In a course he taught at Folsom Prison, none of the inmates could define compassion, until one old-timer said, "That's what Jesus did. I mean, Compassion ... IS ... God."

Boyle writes about giving young people time to do the slow work of finding themselves. His topics include gladness and joy, kinship, and success, which so often we turn into an idol. For those of us driven by the need to be successful, he quotes Mother Teresa, who once said, "We are not called to be successful, but faithful."

To this, Greg adds with genuine humility, "If you surrender your need for results and outcomes, success becomes God's business. I find it hard enough to just be faithful."

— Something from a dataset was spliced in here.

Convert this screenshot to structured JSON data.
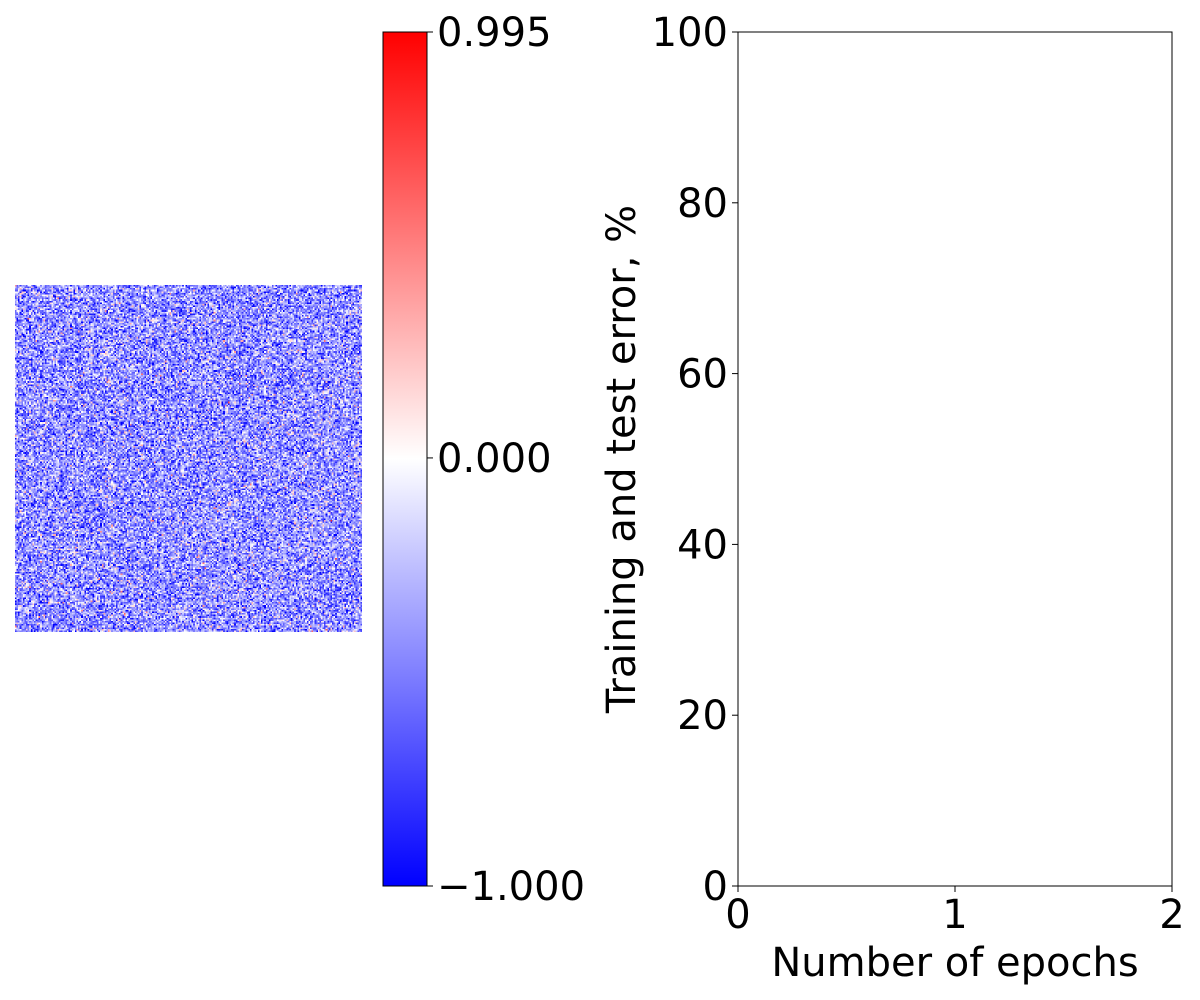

From its original location in the old bakery building, Homeboy Industries has grown to an $8.5 million glass-and-concrete headquarters in a gang-neutral location on the edge of Chinatown. It houses Homeboy Bakery and a beautiful Homegirl Café, along with a catering service, various craft industries, and a Homeboy Diner at City Hall.

It currently employs 250-300 former gang members, while some 1,000 from the community take advantage of its services each month, including 500 monthly treatments at its clinic for tattoo removal.

The stories in his book, told originally in Boyle's homilies at Mass in some 25 detention centers, probation camps and juvenile facilities, brought tears to my eyes numerous times, as they will to yours. This is a holy book about the power of unconditional love and compassion.

[Jesuit Fr. Thomas Rausch is Chilton Professor of Catholic Theology at Loyola Marymount University.]